I looked at his face, and remembered hugging him as a child. At that time, he was big but I was small, like Shuya, sitting on the back of the bike and clutching his hips with both hands. I watched the receding trees, the electrical poles, the birds in the sky, the houses with various tools hanging from their rafters. My father pedaled as he attempted to enter a child’s imagination as I pestered him with questions. When we went to the county seat we had to cross a river, but there was only a rudimentary concrete bridge – no rails, and a wide gap in the center, showing the gushing river beneath. I was afraid to cross, so I said, “Dad, I’m scared.” “No problem,” he said He held me with one hand and pushed the bike with the other as we steadily crossed the bridge. After that, we rode again.
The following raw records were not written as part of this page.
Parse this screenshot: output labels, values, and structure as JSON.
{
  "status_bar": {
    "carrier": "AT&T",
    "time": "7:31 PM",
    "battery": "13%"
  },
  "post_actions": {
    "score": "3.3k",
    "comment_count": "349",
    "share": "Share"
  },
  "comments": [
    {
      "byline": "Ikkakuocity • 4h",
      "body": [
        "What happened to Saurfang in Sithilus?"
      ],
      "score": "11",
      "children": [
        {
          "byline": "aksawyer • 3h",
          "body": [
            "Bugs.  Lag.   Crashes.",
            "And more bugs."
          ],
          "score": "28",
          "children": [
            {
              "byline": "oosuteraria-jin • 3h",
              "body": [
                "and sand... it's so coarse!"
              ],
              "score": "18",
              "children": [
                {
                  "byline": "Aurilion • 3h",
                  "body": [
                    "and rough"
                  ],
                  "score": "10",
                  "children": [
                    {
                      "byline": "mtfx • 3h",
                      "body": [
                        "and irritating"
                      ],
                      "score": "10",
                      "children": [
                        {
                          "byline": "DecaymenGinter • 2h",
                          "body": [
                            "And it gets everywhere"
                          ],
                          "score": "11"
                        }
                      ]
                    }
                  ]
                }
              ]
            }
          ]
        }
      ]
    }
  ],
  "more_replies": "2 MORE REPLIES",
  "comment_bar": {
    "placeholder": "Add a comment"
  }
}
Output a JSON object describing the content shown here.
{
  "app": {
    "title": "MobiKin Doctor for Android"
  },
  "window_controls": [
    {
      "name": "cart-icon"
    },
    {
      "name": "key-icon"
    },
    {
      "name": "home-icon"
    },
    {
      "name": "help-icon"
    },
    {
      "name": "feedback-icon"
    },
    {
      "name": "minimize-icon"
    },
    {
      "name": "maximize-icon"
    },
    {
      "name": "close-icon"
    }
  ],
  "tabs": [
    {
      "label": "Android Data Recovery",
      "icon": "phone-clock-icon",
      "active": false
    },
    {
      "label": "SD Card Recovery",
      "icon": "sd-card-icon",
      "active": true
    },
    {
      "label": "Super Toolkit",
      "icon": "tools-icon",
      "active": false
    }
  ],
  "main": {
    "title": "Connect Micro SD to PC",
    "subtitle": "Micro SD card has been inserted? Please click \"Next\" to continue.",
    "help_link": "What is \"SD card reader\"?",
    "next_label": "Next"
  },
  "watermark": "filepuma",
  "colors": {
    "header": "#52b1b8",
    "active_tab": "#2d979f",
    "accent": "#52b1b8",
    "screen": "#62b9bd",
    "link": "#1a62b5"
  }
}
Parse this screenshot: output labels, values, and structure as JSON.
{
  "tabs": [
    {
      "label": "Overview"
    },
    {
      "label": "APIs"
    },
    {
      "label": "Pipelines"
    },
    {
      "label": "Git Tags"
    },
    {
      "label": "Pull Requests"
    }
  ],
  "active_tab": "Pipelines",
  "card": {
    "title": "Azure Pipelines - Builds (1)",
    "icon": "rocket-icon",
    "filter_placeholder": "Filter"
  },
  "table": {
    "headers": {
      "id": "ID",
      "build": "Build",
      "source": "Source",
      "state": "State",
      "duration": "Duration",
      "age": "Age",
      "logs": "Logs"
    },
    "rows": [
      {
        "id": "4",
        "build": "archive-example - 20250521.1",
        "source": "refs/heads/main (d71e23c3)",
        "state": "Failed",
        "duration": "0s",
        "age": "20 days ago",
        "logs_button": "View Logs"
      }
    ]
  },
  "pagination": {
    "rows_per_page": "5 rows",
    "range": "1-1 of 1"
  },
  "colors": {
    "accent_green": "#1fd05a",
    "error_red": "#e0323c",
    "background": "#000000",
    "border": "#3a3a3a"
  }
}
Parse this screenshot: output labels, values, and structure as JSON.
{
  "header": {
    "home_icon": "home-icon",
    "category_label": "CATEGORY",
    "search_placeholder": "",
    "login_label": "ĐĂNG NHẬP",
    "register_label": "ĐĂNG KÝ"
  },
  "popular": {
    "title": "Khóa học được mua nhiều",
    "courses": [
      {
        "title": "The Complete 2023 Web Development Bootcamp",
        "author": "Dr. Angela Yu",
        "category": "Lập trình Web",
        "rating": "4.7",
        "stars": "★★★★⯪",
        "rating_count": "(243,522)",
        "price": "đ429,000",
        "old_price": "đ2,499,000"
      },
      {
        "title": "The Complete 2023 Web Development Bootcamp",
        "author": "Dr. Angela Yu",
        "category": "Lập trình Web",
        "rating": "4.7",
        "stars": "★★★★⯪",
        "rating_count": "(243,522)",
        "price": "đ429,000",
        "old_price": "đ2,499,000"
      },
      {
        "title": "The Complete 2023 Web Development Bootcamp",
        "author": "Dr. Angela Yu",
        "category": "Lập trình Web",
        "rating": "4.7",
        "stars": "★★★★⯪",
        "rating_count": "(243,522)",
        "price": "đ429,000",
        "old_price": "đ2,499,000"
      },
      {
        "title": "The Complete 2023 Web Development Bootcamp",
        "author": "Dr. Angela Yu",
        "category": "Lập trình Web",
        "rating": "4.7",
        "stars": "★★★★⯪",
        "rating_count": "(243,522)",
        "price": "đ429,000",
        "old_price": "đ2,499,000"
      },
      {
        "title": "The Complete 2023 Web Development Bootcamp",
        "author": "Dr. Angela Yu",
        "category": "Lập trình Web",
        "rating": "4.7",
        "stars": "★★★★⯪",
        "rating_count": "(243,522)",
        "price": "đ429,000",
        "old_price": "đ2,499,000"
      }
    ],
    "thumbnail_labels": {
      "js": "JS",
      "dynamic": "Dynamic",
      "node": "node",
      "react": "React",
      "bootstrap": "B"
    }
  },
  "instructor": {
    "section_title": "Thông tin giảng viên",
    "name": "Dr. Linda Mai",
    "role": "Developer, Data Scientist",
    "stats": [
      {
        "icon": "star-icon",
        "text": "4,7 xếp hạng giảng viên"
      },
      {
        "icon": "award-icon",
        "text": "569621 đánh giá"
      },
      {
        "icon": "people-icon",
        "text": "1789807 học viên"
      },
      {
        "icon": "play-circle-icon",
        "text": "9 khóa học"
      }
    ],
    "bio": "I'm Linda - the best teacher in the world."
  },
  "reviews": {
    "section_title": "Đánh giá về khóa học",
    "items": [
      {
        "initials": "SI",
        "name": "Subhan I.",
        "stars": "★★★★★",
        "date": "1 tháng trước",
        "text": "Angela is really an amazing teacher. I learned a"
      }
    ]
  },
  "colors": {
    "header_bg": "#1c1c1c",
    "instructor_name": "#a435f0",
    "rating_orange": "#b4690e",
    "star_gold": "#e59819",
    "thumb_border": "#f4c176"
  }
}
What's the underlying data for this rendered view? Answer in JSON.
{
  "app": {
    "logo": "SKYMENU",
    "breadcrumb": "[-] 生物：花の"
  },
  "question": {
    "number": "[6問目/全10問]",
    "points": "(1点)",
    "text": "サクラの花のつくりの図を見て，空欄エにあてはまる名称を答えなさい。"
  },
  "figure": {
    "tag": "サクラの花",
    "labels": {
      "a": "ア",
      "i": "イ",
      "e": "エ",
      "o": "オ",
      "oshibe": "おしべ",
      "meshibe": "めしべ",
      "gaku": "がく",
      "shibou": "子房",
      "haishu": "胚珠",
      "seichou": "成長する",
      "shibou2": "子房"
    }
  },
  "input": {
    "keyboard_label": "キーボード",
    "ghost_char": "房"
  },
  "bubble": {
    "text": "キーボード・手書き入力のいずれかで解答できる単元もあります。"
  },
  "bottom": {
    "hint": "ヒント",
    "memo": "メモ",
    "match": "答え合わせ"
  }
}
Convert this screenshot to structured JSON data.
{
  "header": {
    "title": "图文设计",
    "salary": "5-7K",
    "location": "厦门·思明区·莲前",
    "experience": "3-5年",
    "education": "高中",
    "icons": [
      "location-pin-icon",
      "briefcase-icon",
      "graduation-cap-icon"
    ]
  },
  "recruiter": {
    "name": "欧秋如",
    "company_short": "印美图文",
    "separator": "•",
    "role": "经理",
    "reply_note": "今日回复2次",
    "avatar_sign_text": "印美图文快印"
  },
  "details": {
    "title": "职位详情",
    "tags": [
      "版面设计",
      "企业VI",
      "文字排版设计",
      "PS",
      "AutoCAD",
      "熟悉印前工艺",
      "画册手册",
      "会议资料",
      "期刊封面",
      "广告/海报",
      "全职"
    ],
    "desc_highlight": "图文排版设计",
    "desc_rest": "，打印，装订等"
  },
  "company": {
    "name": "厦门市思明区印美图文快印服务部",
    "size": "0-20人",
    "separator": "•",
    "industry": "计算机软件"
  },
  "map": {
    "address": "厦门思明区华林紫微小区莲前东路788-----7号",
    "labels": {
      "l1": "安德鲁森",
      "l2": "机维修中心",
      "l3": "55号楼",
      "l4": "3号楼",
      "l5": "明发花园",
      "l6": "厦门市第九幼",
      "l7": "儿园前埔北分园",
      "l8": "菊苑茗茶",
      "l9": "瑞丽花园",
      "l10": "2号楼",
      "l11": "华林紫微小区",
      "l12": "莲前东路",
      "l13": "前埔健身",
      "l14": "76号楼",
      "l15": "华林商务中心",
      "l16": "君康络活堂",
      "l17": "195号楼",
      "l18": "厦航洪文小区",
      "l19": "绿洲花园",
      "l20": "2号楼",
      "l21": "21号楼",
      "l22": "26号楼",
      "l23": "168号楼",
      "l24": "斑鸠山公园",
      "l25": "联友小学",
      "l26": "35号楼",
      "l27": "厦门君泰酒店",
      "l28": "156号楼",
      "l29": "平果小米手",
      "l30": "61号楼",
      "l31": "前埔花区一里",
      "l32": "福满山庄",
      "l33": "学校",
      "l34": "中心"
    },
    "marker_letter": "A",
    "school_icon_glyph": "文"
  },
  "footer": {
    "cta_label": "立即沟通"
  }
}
Sometimes I rode in front, nestled in his arms, feeling the heat of his sweat, hearing his soft breath, looking at the muddy road and falling asleep to the bumpy ride. There was nothing in the dream as beautiful as death. If only I had died back then.
Then he died in my arms. The suffering pain on his face turned to peace, the folded crease on his forehead found relief, and the last of his breath escaped, scattering into air. Half my life was emptied, and my body disintegrated inch by inch; although my heart was compressed to the size of a grain of wheet, I would not die nor would I germinate. You are all so far away, and you have left me alone in this world. Every inch of this unkempt road is deafeningly silent. Such thoughts have no place to call home.
My pastor, my spiritual father, perhaps I carry you in my arms, just as I carried my father. If this life is a definite victory over a lost cause, we have failed and we have wept more than enough. We pray that our heavenly Father shows us mercy to give us death in April – along with memory, love, and suffering – so that dust may return to dust and our souls may return to God. The silver chain is broken, the golden urn is dashed, the bell is struck. We see those from Abraham until now joyously asking: “Where is my unfailing true Friend, Jesus of Nazareth?”
[1] We have been unable to locate this exact quotation from Augustine in English.